Motivation: Biocuration workflows often rely on comprehensive literature searches for specific biological entities. However, standard search engines such as MEDLINE and PubMed Central provide an incomplete picture of the scientific literature because they do not index the increasing amount of valuable information published in supplementary data files. Over two years, we addressed this gap by systematically extracting text from a large proportion (85%) of these files, resulting in 35 million searchable documents. To assess the information gain provided by supplementary data files beyond the manuscripts, we searched both for mentions of dozens of Global Core Biodata Resources (GCBRs), which are fundamental biological databases essential for the life sciences. We searched for mentions of GCBR names and accession numbers, which uniquely identify biological entities within these resources.
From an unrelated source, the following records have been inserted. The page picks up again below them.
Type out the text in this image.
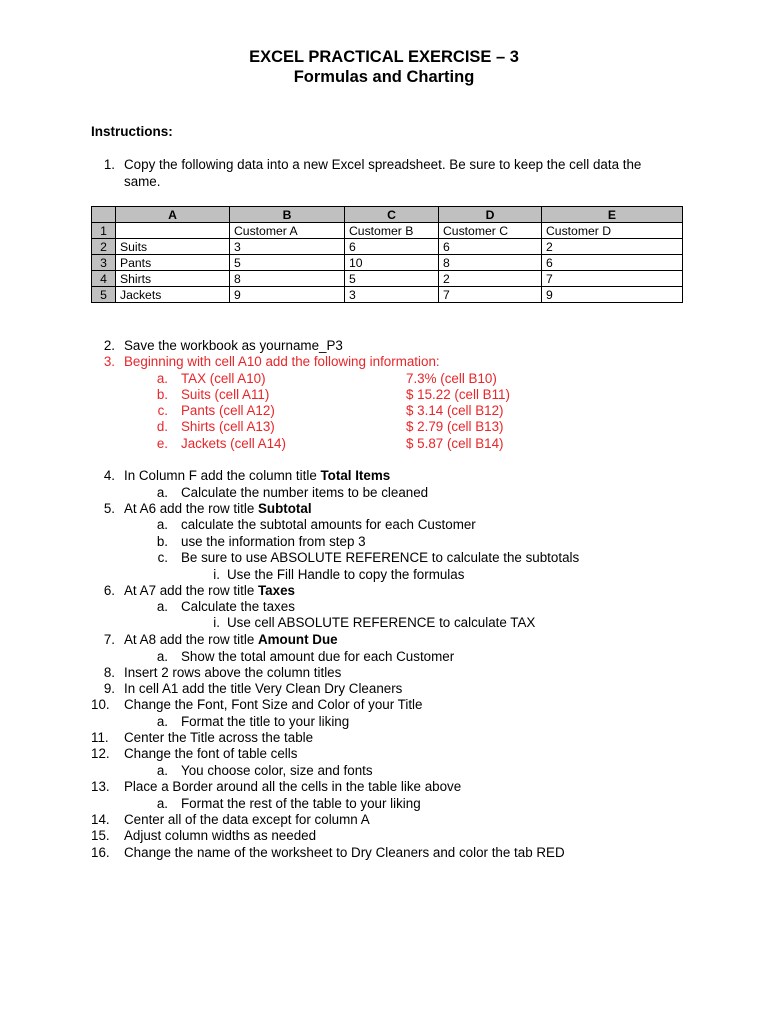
EXCEL PRACTICAL EXERCISE – 3
Formulas and Charting
Instructions:
1. Copy the following data into a new Excel spreadsheet. Be sure to keep the cell data the
same.
	A	B	C	D	E
1		Customer A	Customer B	Customer C	Customer D
2	Suits	3	6	6	2
3	Pants	5	10	8	6
4	Shirts	8	5	2	7
5	Jackets	9	3	7	9
2. Save the workbook as yourname_P3
3. Beginning with cell A10 add the following information:
a. TAX (cell A10)	7.3% (cell B10)
b. Suits (cell A11)	$ 15.22 (cell B11)
c. Pants (cell A12)	$ 3.14 (cell B12)
d. Shirts (cell A13)	$ 2.79 (cell B13)
e. Jackets (cell A14)	$ 5.87 (cell B14)
4. In Column F add the column title Total Items
a. Calculate the number items to be cleaned
5. At A6 add the row title Subtotal
a. calculate the subtotal amounts for each Customer
b. use the information from step 3
c. Be sure to use ABSOLUTE REFERENCE to calculate the subtotals
i. Use the Fill Handle to copy the formulas
6. At A7 add the row title Taxes
a. Calculate the taxes
i. Use cell ABSOLUTE REFERENCE to calculate TAX
7. At A8 add the row title Amount Due
a. Show the total amount due for each Customer
8. Insert 2 rows above the column titles
9. In cell A1 add the title Very Clean Dry Cleaners
10.	Change the Font, Font Size and Color of your Title
a. Format the title to your liking
11.	Center the Title across the table
12.	Change the font of table cells
a. You choose color, size and fonts
13.	Place a Border around all the cells in the table like above
a. Format the rest of the table to your liking
14.	Center all of the data except for column A
15.	Adjust column widths as needed
16.	Change the name of the worksheet to Dry Cleaners and color the tab RED
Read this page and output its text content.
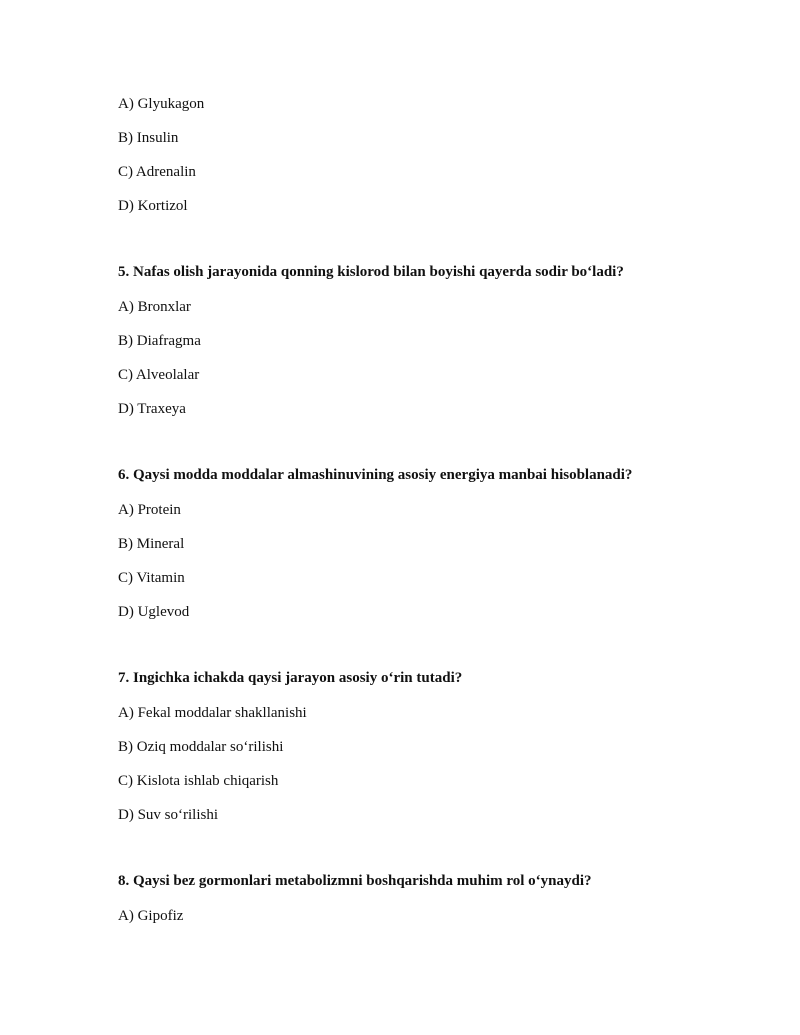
A) Glyukagon
B) Insulin
C) Adrenalin
D) Kortizol
5. Nafas olish jarayonida qonning kislorod bilan boyishi qayerda sodir boʻladi?
A) Bronxlar
B) Diafragma
C) Alveolalar
D) Traxeya
6. Qaysi modda moddalar almashinuvining asosiy energiya manbai hisoblanadi?
A) Protein
B) Mineral
C) Vitamin
D) Uglevod
7. Ingichka ichakda qaysi jarayon asosiy oʻrin tutadi?
A) Fekal moddalar shakllanishi
B) Oziq moddalar soʻrilishi
C) Kislota ishlab chiqarish
D) Suv soʻrilishi
8. Qaysi bez gormonlari metabolizmni boshqarishda muhim rol oʻynaydi?
A) Gipofiz
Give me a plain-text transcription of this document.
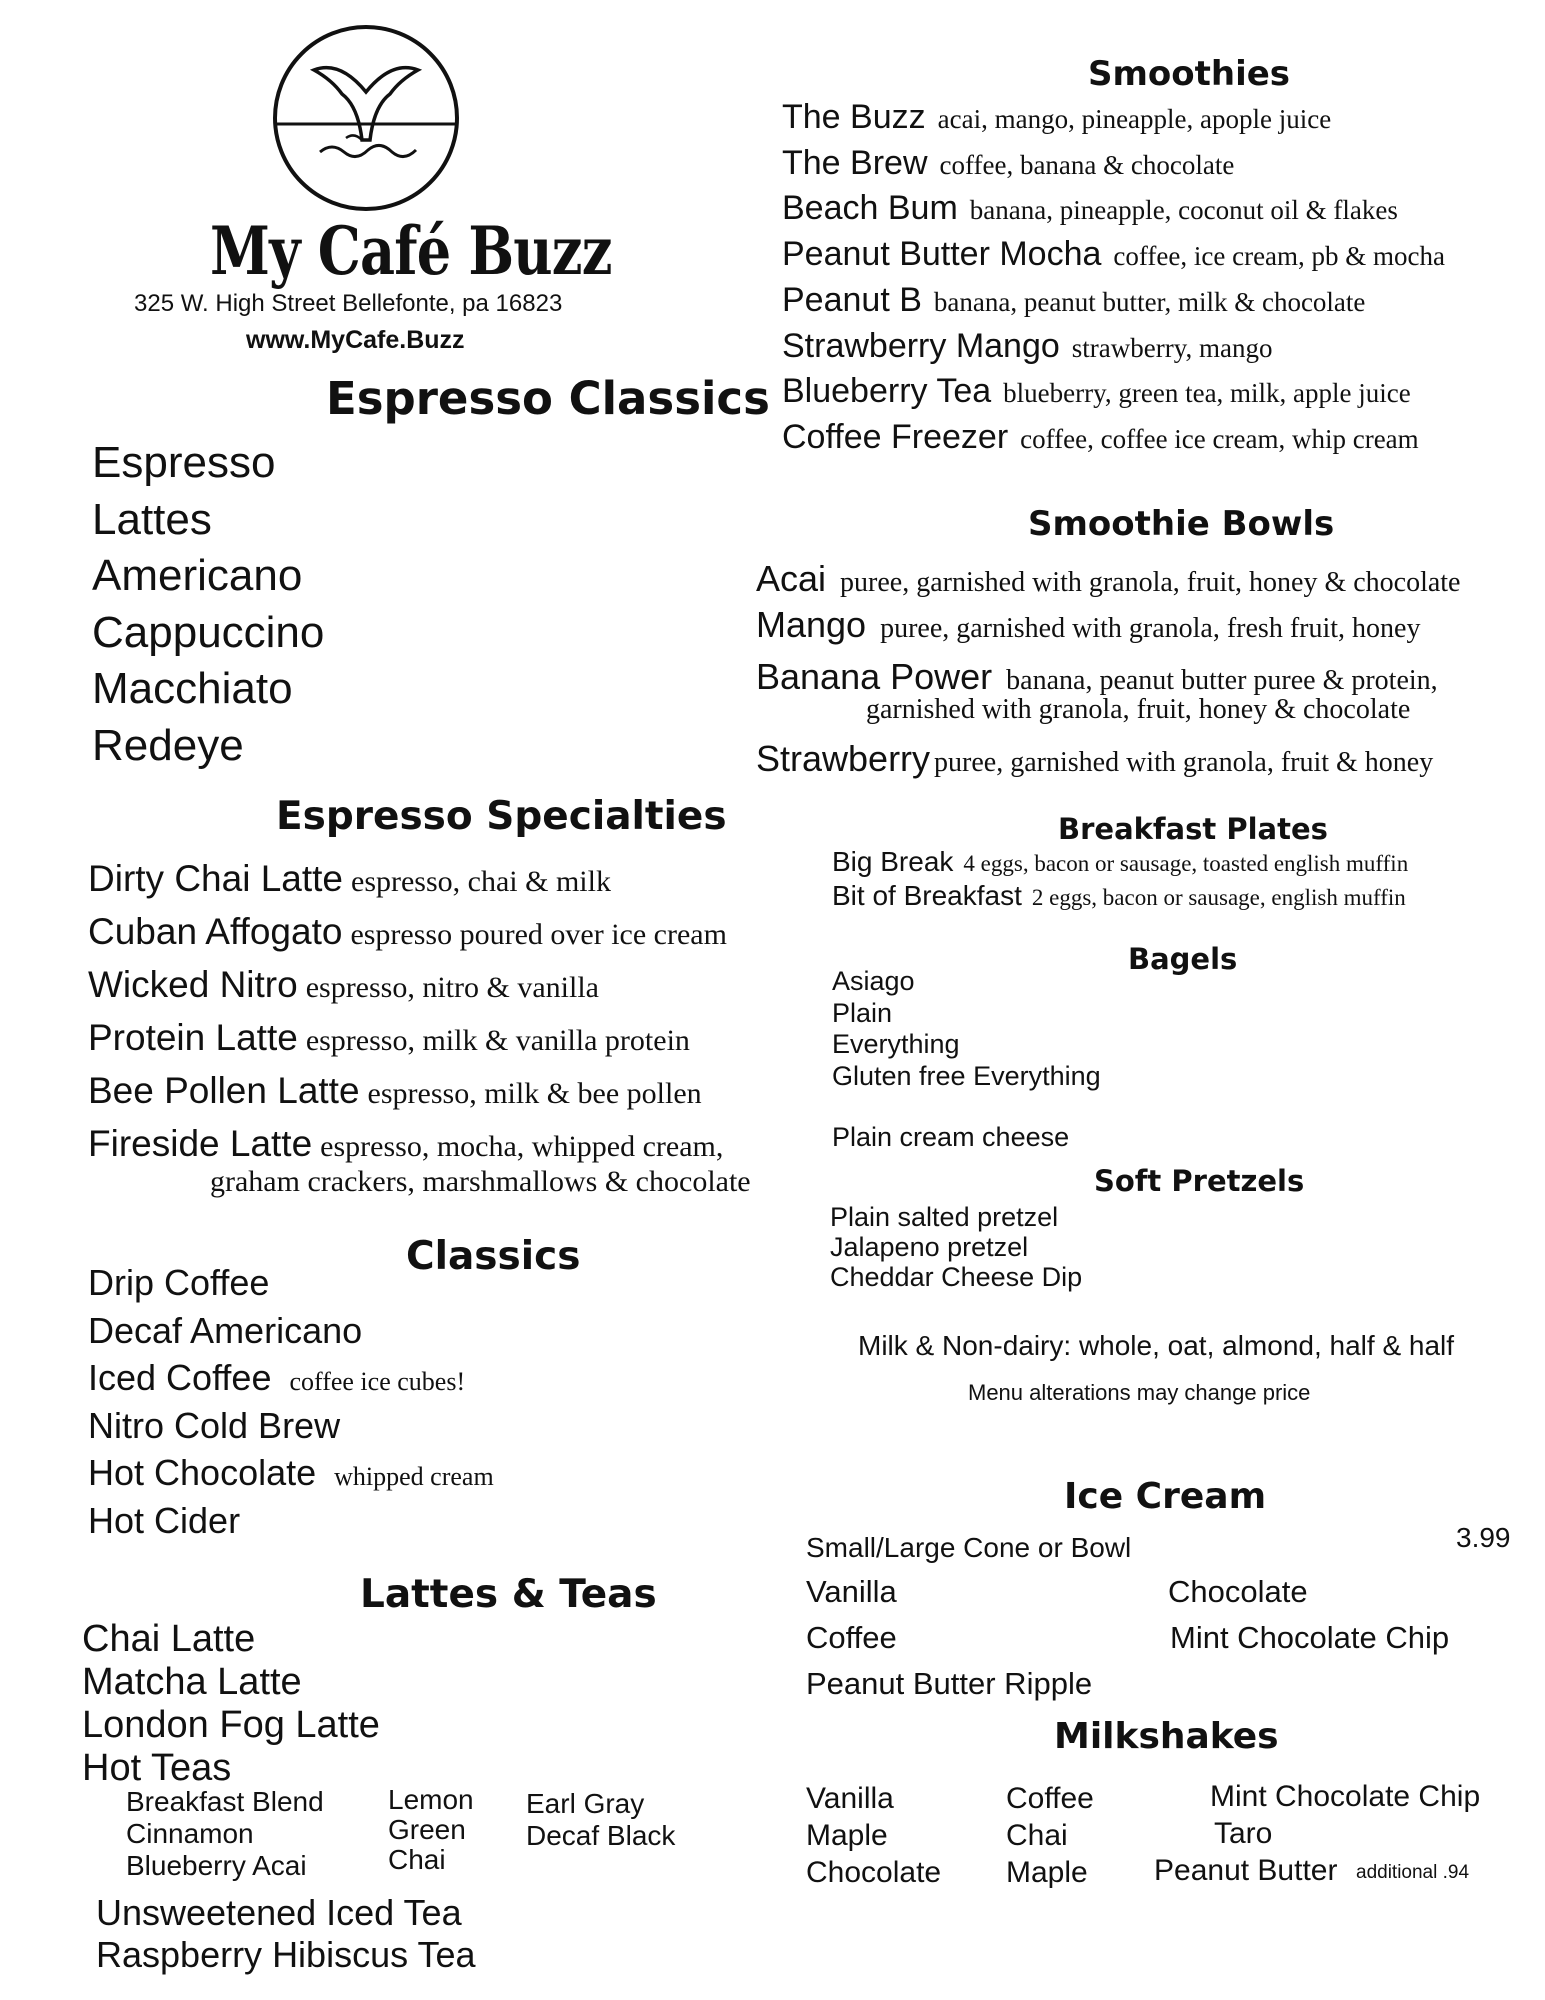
My Café Buzz
325 W. High Street Bellefonte, pa 16823
www.MyCafe.Buzz
Espresso Classics
Espresso
Lattes
Americano
Cappuccino
Macchiato
Redeye
Espresso Specialties
Dirty Chai Latte espresso, chai & milk
Cuban Affogato espresso poured over ice cream
Wicked Nitro espresso, nitro & vanilla
Protein Latte espresso, milk & vanilla protein
Bee Pollen Latte espresso, milk & bee pollen
Fireside Latte espresso, mocha, whipped cream,
graham crackers, marshmallows & chocolate
Classics
Drip Coffee
Decaf Americano
Iced Coffee coffee ice cubes!
Nitro Cold Brew
Hot Chocolate whipped cream
Hot Cider
Lattes & Teas
Chai Latte
Matcha Latte
London Fog Latte
Hot Teas
Breakfast Blend
Cinnamon
Blueberry Acai
Lemon
Green
Chai
Earl Gray
Decaf Black
Unsweetened Iced Tea
Raspberry Hibiscus Tea
Smoothies
The Buzz acai, mango, pineapple, apople juice
The Brew coffee, banana & chocolate
Beach Bum banana, pineapple, coconut oil & flakes
Peanut Butter Mocha coffee, ice cream, pb & mocha
Peanut B banana, peanut butter, milk & chocolate
Strawberry Mango strawberry, mango
Blueberry Tea blueberry, green tea, milk, apple juice
Coffee Freezer coffee, coffee ice cream, whip cream
Smoothie Bowls
Acai puree, garnished with granola, fruit, honey & chocolate
Mango puree, garnished with granola, fresh fruit, honey
Banana Power banana, peanut butter puree & protein,
garnished with granola, fruit, honey & chocolate
Strawberry puree, garnished with granola, fruit & honey
Breakfast Plates
Big Break 4 eggs, bacon or sausage, toasted english muffin
Bit of Breakfast 2 eggs, bacon or sausage, english muffin
Bagels
Asiago
Plain
Everything
Gluten free Everything
Plain cream cheese
Soft Pretzels
Plain salted pretzel
Jalapeno pretzel
Cheddar Cheese Dip
Milk & Non-dairy: whole, oat, almond, half & half
Menu alterations may change price
Ice Cream
Small/Large Cone or Bowl	3.99
Vanilla
Coffee
Peanut Butter Ripple
Chocolate
Mint Chocolate Chip
Milkshakes
Vanilla
Maple
Chocolate
Coffee
Chai
Maple
Mint Chocolate Chip
Taro
Peanut Butter additional .94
Results: The recall gain from using the supplementary data files to search for articles mentioning resource names is 6%. In addition, 97% of all accession numbers identified were published in the supplementary data files, highlighting their increasing importance for highly specific topics or curation pipelines. We show that the number of accession numbers published in the supplementary data files is increasing year on year, but that 87% of these are published in Excel files. This format facilitates human readability and accessibility, but severely limits machine reusability and interoperability. We therefore discuss alternative and complementary approaches to the publication of research data.
Availability and implementation: All extracted data are accessible and searchable as a collection on the BiodiversityPMC platform (https://biodiversitypmc.sibils.org/).